6. Don't Accept Surprises at the Closing Table
In years past, it wasn't uncommon for borrowers to be hit with unexpected fees and rate changes when they proceeded to settlement on their loans. These days, that doesn't happen as much, thanks to recent federal laws protecting consumers in the mortgage market.
For starters, you can now get a special statement 72 hours before closing. Known as the HUD-1 form, it contains an accounting of all the costs tied to your mortgage. You should carefully review it and compare the lender fees and expenses listed on your HUD-1 to the GFE, or Good Faith Estimate, that your lender initially gave you.
You have specific rights. "Anytime the rate on your APR changes by more than one-eighth of a percentage point, the law stipulates that a lender must redisclose that to the consumer," Tehrany says. "And they have to redisclose the loan at least three days prior to closing."
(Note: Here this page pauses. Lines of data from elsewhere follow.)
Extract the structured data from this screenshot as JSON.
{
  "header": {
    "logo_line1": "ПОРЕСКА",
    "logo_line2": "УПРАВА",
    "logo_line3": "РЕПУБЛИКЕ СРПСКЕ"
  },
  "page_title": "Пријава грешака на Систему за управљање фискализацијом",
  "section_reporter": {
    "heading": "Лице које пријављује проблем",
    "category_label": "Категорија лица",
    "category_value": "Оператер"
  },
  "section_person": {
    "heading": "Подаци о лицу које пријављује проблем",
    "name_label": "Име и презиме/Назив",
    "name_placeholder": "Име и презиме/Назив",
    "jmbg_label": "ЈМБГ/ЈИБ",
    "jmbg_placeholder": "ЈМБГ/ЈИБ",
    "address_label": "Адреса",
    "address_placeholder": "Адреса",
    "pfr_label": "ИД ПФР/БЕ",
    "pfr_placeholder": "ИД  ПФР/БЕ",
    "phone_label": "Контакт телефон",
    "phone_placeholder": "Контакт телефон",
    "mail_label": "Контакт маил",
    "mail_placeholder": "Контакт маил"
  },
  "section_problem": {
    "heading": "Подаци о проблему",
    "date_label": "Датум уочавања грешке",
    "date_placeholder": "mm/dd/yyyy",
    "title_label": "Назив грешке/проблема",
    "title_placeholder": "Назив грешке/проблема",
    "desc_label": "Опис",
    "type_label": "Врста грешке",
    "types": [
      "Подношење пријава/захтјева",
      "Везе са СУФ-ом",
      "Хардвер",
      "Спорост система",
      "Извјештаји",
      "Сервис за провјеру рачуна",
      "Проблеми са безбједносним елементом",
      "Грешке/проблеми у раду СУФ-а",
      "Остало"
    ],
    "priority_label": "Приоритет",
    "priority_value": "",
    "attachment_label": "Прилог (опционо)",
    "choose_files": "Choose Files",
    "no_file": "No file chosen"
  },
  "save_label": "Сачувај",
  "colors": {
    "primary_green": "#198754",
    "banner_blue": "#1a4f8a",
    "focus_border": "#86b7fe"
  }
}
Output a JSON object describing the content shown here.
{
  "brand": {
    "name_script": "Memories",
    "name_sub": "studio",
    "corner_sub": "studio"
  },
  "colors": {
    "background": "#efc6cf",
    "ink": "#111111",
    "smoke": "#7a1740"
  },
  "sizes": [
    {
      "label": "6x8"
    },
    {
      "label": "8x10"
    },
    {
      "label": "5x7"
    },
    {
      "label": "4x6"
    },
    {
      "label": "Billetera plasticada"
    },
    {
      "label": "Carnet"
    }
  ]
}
But if you don't catch something — particularly as you're signing a slew of documents during closing — you needn't worry. That's because mortgage borrowers have three days to change their minds.
"If you close on a Monday, you have the next three days — Tuesday, Wednesday and Thursday — to rescind or cancel the transaction," Mickelsen says. "So if you think something isn't how it should be, use those next few days to ask questions and investigate."
By the fifth day, Friday, the time will be up and you'll be the holder of a new mortgage.
But if you've followed these six steps, you should be able to pay it fine.